Ciro Picariello é um pequeníssimo produtor da Campania, no sul da Itália, que elabora não mais do que 50.000 garrafas de vinho anualmente.
Mas em janeiro deste ano, Ciro mereceu muito mais do que 15 minutos de fama, e em escala planetária, quando a imprensa noticiou que ele estava sendo processado pela gigante francesa Veuve Clicquot. A Viúva alegava que o rótulo do espumante Ciro Picariello Brut Contadino estava infringindo seus direitos exclusivos ao uso da famosa cor amarelo-ovo.

Conforme se pode verificar na reprodução à direita, as duas cores não são nem parecidas e o desenho do rótulo também não procura imitar o do Champagne francês. Mas mesmo assim, a Veuve Clicquot, que elabora a estonteante quantia de 18 milhões de garrafas ao ano, alegou que poderia ter prejuízos que decorreriam da venda dos 5.000 espumantes do produtor italiano. Por favor, conte outra...
A repercussão da notícia foi tão negativa nas redes sociais e na blogosfera que, poucos dias depois, a marca francesa veio a público informar que "não estava processando a vinícola, mas que apenas havia alertado o produtor sobre a semelhança entre os rótulos e sugerido que o mesmo 'evoluísse' para evitar confusões". E como meia palavra é mais do que suficiente para um bom entendedor, eu acredito que, a essa altura do campeonato, o pobre italiano já deve ter alterado a cor de seu rótulo para roxo.
Há males que vêm para bem |
Pouco depois desse episódio, estive na Itália e fui procurar o espumante da discórdia. Mas os lojistas me explicaram que, devido à super-exposição do produtor, já não era mais possível encontrar essa garrafa por lá. Imagino que, atualmente, Ciro deve estar rindo de orelha a orelha com a publicidade gratuita de que foi alvo.
E para não voltar de mãos abanando, terminei comprando outro vinho da mesma vinícola: o Ciro Picariello Greco di Tufo 2011. Com um rótulo, prudentemente, branco...

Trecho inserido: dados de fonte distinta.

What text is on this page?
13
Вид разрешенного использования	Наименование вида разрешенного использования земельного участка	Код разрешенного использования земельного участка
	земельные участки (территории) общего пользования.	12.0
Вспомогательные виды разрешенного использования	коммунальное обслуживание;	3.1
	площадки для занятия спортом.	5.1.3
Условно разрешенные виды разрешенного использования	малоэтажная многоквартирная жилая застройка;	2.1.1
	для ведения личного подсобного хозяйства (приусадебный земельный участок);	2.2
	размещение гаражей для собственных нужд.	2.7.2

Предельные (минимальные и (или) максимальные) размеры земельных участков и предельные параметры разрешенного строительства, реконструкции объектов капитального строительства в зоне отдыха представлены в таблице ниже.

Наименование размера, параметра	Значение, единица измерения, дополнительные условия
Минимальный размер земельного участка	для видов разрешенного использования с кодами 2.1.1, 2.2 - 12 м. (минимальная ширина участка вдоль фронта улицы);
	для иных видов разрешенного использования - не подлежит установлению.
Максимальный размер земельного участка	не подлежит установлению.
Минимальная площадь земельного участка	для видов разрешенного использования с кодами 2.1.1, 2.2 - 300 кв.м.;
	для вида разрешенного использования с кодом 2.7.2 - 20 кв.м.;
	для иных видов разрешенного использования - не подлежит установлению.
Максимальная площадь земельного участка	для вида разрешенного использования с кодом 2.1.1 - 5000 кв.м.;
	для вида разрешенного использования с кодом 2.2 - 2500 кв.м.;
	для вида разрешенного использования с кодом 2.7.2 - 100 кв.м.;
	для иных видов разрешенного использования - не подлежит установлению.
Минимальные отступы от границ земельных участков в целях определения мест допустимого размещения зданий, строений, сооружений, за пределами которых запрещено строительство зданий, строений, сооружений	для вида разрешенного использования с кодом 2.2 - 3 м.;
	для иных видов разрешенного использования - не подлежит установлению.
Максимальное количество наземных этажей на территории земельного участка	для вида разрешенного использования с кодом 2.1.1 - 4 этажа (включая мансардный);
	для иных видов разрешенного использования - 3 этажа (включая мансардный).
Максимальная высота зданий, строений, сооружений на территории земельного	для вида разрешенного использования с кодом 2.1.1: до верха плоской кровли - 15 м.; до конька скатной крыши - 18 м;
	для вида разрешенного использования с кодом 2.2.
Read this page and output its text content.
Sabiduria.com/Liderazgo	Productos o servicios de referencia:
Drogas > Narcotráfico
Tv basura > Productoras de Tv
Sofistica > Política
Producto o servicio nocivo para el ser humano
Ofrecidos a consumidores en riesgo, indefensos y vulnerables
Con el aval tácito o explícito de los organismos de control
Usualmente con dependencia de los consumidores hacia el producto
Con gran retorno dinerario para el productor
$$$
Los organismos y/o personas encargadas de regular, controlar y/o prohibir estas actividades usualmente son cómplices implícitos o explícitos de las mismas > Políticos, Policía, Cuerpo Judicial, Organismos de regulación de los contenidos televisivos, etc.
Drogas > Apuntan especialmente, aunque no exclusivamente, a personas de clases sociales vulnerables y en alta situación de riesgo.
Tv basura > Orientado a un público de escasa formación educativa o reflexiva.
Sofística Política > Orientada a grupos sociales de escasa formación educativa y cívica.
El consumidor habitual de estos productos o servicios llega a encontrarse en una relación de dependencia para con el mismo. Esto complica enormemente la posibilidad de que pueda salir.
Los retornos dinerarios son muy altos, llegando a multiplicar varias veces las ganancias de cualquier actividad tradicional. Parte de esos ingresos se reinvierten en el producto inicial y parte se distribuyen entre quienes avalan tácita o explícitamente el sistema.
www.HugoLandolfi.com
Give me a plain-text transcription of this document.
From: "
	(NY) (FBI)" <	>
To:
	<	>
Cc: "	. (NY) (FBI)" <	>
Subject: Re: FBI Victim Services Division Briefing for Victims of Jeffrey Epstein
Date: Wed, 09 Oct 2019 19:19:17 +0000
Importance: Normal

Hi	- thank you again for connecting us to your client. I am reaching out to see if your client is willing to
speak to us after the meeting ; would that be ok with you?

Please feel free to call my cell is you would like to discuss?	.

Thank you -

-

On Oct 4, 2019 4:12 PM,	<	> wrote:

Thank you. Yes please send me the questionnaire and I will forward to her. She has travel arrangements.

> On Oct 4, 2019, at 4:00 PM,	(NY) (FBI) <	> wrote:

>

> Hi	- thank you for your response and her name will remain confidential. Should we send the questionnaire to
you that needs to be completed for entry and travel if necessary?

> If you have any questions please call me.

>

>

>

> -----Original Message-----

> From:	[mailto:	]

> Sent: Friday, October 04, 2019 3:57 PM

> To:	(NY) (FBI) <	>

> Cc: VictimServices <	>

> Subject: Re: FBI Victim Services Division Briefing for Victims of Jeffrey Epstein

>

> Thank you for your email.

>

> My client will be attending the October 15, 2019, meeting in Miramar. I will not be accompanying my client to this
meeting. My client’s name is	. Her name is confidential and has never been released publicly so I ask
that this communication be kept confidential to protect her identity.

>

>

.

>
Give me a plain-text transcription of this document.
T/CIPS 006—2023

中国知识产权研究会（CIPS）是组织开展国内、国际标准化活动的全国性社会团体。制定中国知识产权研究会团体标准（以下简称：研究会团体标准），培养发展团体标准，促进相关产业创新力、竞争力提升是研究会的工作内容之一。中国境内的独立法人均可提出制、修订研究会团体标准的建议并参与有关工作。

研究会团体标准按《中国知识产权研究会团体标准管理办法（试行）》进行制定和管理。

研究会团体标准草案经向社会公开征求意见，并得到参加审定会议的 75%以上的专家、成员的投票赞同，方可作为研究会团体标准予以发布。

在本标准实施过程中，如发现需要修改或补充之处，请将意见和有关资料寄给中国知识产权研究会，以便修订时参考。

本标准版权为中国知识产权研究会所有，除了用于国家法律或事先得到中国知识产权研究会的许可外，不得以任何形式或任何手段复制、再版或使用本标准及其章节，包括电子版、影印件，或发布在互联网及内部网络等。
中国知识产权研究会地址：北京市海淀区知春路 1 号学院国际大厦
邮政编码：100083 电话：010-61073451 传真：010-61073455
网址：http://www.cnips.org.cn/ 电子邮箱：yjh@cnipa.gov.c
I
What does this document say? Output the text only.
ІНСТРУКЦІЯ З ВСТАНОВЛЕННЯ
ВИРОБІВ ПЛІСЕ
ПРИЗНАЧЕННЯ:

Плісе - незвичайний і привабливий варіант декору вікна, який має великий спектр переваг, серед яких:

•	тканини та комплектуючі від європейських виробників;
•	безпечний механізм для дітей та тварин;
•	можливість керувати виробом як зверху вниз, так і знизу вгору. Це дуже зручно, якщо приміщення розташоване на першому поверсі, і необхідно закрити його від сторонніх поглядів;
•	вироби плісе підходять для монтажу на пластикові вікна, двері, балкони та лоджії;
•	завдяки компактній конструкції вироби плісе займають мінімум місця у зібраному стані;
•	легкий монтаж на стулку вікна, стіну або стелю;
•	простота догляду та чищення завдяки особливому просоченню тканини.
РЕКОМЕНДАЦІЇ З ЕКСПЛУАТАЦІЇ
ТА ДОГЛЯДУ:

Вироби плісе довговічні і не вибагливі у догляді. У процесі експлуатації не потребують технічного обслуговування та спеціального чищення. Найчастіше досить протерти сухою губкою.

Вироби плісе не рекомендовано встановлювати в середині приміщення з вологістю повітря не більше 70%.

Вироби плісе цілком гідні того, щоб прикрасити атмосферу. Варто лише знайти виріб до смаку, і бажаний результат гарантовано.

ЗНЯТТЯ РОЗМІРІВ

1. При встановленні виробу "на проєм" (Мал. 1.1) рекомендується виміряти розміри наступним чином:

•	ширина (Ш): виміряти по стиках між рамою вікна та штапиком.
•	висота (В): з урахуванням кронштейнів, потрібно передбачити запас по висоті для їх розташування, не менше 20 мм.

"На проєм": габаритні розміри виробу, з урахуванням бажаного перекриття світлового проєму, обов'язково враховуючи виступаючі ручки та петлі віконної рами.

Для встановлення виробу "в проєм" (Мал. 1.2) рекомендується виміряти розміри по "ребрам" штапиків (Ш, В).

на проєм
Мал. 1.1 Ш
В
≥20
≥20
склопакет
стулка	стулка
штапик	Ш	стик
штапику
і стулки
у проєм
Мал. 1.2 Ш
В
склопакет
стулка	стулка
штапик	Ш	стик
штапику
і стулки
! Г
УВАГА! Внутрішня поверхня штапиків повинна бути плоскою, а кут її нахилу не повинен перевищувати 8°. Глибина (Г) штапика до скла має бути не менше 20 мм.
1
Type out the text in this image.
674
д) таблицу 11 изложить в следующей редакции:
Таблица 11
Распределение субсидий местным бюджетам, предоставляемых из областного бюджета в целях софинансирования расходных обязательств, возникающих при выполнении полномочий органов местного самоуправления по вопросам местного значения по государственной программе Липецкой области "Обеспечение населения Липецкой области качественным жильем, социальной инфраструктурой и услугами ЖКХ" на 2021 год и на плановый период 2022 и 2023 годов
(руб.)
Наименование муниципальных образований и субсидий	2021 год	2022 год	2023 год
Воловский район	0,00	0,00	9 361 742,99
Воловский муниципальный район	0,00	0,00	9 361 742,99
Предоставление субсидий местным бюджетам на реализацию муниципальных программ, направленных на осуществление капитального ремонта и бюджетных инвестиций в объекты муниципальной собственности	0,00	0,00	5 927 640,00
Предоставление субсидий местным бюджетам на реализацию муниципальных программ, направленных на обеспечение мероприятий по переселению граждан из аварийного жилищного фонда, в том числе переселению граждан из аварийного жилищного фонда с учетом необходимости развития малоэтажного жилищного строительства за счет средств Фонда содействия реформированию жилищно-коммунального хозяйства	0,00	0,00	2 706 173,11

A casta Greco é uma das mais plantadas no sul da Itália e desempenha um papel muito importante na região da Campania, onde seus varietais são elaborados em diversas DOC's, como Irpinia e Sannio. Além disso, é casta permitida como corte em diversas outras DOC's.
Mas a denominação mais importante e reconhecida internacionalmente é mesmo a Greco di Tufo, que foi promovida a DOCG em 2003. Nela, a uva Greco deve participar com pelo menos 85% do corte, sendo usualmente complementada com a ancestral Coda di Volpe Bianca. Esses vinhos normalmente estão prontos para serem bebidos em 3 ou 4 anos, tendo um excelente potencial de guarda de até 12 anos.
E que tal o vinho de Picariello? A bela cor pode ser categorizada como amarelo-ouro e no nariz destacam-se o damasco e o limão siciliano, acompanhados por notas florais e de mel.
Na boca, a acidez dança uma tarantela que se desenvolve em um corpo bem malhado, deixando um final cítrico e com um certo amargor. No entanto, para mal dos pecados, é bastante sensível uma dose extra de açúcar residual que, para meus parâmetros, deixa o vinho pesado e não convida a uma segunda taça.
Em suma, um vinho descontraído, estival, de uma casta que aqui no Brasil podemos até chamar de exótica, o que faz despertar interesse dos aventureiros. No entanto, não merece ocupar lugar e fazer peso na mala. A especialidade de Ciro é a Fiano e se eu soubesse disso naquele momento, teria escolhido essa outra casta.